Denúncia e Investigação
As denúncias foram apresentadas pela Unilever entre outubro de 2025 e março de 2026, apontando a presença da bactéria Pseudomonas aeruginosa em produtos da Ypê. A Anvisa confirmou o recebimento das acusações e iniciou uma investigação, realizando inspeções na fábrica da Ypê em Amparo, interior de São Paulo.
Resultados dos Testes
Documentos revelaram que testes realizados pela Unilever identificaram a bactéria, que pode causar infecções e é resistente a antibióticos.

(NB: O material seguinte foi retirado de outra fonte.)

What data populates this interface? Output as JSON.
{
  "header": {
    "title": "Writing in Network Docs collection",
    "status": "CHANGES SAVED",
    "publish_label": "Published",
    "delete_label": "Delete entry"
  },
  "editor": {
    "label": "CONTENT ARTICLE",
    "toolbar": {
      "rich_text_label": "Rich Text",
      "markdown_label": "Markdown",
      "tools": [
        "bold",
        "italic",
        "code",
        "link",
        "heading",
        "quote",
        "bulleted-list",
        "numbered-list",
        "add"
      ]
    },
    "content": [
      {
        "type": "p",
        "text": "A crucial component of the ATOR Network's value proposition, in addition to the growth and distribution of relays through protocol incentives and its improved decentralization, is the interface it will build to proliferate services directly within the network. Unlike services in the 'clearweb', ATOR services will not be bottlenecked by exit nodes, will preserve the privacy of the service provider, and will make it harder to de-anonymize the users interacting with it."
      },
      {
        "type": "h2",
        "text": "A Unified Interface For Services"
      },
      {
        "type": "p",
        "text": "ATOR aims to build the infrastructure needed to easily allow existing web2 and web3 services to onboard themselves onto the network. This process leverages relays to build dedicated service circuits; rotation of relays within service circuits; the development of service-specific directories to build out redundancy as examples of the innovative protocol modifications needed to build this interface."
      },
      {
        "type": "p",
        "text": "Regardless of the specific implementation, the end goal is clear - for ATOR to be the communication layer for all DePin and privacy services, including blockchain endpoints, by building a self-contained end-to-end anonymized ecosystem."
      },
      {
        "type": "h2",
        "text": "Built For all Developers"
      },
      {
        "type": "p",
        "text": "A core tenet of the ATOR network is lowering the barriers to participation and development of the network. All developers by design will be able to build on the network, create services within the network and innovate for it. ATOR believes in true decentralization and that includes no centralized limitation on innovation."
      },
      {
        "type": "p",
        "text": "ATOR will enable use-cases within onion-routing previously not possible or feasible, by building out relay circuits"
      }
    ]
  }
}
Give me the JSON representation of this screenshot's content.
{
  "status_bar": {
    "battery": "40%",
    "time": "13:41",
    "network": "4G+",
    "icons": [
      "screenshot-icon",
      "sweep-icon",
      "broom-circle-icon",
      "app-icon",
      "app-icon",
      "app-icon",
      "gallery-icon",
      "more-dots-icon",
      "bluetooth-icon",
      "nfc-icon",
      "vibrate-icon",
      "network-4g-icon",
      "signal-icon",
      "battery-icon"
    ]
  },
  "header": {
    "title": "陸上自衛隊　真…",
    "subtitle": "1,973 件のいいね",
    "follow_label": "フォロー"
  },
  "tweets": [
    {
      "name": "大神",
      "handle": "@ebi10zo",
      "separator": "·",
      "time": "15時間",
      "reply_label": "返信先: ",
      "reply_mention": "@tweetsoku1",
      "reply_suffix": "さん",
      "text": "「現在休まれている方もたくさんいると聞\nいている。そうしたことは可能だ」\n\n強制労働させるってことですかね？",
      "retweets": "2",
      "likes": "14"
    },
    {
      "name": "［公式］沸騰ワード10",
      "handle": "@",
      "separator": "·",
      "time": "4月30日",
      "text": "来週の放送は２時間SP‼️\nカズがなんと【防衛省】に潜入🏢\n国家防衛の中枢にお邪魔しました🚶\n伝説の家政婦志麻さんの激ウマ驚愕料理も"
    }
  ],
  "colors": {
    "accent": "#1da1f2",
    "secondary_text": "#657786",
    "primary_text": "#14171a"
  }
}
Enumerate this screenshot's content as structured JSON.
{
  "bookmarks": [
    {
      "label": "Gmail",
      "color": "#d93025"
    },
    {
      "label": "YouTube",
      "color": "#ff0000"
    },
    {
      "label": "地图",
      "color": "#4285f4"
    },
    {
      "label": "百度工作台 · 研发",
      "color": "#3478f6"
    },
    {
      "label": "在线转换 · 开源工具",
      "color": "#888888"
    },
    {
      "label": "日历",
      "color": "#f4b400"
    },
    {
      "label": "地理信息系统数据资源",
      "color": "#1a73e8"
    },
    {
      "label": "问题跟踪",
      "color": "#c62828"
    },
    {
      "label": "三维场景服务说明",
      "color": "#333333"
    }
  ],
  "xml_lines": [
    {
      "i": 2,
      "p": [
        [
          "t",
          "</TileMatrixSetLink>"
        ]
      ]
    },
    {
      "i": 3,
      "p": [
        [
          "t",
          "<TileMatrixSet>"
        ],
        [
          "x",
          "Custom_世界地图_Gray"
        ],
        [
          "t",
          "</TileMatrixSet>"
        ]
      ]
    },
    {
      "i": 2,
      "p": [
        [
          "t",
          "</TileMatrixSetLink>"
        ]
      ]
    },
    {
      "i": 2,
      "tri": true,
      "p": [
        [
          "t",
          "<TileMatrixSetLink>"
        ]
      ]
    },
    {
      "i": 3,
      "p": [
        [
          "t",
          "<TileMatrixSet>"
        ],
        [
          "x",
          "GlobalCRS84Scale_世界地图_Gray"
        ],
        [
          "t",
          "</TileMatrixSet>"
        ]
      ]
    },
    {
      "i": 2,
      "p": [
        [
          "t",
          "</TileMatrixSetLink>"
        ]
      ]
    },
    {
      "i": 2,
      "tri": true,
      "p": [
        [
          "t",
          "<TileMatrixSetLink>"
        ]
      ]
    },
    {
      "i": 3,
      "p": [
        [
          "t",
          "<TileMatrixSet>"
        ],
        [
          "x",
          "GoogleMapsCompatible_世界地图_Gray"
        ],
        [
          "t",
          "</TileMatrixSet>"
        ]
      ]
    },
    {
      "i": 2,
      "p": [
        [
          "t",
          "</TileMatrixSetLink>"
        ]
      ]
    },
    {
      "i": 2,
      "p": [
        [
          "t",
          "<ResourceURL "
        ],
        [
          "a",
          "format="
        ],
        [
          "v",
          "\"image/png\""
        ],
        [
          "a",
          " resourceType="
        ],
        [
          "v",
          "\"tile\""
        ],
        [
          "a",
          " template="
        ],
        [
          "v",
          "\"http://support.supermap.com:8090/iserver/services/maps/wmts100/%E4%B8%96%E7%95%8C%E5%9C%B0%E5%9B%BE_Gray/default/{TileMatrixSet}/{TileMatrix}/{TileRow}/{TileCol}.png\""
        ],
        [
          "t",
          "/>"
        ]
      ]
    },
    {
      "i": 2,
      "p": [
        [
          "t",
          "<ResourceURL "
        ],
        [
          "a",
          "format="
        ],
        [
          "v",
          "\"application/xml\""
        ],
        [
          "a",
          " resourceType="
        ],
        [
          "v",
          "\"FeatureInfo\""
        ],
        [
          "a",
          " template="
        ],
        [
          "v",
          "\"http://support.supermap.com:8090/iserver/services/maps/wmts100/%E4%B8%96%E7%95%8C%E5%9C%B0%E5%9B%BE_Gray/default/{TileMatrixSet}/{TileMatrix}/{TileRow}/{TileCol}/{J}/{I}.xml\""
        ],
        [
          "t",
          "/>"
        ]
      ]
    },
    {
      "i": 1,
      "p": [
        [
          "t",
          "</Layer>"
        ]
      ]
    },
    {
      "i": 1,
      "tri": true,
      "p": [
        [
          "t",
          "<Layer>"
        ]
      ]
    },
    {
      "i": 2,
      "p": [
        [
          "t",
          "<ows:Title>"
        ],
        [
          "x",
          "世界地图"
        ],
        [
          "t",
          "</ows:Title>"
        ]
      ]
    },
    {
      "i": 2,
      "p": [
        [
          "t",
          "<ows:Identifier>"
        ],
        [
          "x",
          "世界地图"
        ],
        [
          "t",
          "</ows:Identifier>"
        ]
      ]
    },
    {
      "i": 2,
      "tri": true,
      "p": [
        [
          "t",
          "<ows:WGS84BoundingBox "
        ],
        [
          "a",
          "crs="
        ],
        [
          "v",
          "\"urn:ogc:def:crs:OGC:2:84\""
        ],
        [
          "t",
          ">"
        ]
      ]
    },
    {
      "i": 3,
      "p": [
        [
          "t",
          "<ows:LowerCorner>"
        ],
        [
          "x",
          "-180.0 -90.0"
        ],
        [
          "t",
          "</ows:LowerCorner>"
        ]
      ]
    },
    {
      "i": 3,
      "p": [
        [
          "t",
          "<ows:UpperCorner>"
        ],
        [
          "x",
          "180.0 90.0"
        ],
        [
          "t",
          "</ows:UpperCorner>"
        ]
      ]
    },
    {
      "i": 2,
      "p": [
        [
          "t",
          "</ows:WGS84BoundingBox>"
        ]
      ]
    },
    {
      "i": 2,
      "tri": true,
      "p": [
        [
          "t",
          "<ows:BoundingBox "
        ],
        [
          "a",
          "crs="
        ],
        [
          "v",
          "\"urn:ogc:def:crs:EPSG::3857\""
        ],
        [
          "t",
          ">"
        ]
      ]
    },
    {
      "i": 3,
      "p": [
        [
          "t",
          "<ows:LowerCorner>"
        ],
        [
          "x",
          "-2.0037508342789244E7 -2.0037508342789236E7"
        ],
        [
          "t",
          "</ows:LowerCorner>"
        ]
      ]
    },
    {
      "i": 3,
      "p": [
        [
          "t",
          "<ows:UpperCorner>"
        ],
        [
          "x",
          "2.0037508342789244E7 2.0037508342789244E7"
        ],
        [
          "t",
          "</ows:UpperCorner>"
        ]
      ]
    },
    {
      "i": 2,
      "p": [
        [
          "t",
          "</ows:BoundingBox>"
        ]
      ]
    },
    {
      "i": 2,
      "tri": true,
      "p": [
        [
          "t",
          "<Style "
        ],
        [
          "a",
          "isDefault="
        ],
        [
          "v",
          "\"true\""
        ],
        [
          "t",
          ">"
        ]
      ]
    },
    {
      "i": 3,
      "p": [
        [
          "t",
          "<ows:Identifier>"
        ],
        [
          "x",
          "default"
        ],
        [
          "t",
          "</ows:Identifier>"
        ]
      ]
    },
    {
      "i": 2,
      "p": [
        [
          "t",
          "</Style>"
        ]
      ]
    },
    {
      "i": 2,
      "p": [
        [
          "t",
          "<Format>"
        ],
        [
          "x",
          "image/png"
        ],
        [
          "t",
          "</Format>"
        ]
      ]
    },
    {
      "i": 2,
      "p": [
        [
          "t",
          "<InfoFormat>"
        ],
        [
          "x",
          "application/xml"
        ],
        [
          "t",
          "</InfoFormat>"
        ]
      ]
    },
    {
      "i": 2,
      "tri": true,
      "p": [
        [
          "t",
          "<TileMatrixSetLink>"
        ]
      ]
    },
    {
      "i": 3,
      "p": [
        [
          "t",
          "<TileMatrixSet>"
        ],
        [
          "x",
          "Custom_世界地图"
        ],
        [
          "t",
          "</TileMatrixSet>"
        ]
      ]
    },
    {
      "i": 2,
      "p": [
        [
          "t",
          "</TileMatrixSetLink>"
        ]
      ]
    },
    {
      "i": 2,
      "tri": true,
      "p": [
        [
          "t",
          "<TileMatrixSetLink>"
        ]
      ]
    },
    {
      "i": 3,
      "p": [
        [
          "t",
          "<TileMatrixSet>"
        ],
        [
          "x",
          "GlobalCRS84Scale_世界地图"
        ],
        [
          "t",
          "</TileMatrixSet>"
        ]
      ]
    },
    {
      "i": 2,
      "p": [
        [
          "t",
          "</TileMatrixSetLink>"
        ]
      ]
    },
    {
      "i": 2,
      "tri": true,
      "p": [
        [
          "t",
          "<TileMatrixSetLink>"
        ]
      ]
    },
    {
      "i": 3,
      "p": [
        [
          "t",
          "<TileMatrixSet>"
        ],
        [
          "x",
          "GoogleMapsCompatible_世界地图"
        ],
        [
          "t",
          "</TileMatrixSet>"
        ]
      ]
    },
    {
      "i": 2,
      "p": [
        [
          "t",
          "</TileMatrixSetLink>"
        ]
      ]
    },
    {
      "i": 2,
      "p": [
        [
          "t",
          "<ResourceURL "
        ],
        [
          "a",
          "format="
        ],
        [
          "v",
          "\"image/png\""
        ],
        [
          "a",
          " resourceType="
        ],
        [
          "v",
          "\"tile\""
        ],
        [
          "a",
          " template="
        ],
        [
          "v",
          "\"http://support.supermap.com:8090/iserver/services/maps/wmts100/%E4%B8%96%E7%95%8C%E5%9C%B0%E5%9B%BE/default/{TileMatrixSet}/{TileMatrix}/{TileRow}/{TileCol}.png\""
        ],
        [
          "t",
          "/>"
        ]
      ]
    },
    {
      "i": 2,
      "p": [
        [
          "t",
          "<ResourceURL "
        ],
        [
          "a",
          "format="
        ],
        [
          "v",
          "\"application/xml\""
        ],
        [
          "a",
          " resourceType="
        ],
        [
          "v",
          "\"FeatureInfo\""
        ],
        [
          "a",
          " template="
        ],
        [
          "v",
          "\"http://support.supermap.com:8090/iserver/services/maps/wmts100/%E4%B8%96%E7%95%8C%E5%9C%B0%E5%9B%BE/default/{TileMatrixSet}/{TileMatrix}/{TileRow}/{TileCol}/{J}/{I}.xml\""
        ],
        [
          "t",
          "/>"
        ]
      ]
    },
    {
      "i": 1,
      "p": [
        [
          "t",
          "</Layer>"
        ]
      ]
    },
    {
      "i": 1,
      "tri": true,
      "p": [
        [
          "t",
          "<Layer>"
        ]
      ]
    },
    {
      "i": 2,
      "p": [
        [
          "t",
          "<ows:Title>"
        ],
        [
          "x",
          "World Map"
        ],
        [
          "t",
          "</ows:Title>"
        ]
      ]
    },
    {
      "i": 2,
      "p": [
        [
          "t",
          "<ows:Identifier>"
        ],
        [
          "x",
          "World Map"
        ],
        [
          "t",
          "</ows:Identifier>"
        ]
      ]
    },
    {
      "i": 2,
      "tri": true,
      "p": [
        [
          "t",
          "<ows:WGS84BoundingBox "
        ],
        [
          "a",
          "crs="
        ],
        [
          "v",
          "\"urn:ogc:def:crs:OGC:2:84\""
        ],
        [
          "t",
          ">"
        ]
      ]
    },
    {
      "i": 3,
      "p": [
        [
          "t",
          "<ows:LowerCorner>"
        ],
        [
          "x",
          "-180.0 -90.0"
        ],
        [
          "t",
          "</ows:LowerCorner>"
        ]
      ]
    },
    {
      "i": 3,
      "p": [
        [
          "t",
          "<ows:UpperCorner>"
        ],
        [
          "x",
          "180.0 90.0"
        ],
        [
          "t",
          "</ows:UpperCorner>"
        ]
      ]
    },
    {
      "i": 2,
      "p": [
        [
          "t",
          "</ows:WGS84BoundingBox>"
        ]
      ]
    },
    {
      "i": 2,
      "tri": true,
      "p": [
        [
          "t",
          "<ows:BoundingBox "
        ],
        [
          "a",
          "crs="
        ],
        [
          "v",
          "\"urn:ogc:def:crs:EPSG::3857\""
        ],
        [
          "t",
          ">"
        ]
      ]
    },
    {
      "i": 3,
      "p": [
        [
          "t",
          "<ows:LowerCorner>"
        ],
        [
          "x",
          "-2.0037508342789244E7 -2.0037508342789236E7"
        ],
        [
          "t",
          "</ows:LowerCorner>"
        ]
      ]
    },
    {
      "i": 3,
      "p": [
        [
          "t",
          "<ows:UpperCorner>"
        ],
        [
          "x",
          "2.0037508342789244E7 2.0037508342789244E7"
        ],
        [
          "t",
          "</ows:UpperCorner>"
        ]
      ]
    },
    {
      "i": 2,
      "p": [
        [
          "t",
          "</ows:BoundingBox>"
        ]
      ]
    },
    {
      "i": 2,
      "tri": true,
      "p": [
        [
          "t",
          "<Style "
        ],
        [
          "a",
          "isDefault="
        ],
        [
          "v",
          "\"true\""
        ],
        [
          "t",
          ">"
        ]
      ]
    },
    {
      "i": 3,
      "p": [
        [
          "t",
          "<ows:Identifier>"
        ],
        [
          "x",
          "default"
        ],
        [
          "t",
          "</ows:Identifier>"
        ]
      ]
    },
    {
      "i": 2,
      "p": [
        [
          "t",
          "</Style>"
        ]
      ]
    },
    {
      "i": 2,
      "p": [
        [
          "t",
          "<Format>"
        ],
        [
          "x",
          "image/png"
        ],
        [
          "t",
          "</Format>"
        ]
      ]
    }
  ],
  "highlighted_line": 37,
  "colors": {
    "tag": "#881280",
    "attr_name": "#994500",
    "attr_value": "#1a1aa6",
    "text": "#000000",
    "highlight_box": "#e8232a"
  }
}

A Unilever alegou que a situação representa um “risco iminente à saúde e segurança dos consumidores” e indicou falhas nas práticas de fabricação da Ypê.
Reação da Ypê
A Química Amparo contestou as acusações, afirmando que não há norma da Anvisa que proíba a presença da bactéria em produtos saneantes. A empresa declarou que os testes realizados pela Unilever não têm isenção e que a bactéria é comum no meio ambiente, não representando necessariamente um risco ao consumidor.
Contaminação e Suspensão
Após a investigação, a Anvisa determinou a interrupção da fabricação e comercialização de produtos Ypê. Em março de 2026, foram encontrados dois lotes contaminados, o que levou à decisão de suspensão. A Unilever afirmou que a Ypê teria iniciado um “recolhimento silencioso” de produtos antes da ação oficial dos órgãos competentes.
Opinião
A situação entre Unilever e Ypê destaca a importância da transparência e rigor nos processos de fabricação, essencial para a segurança do consumidor.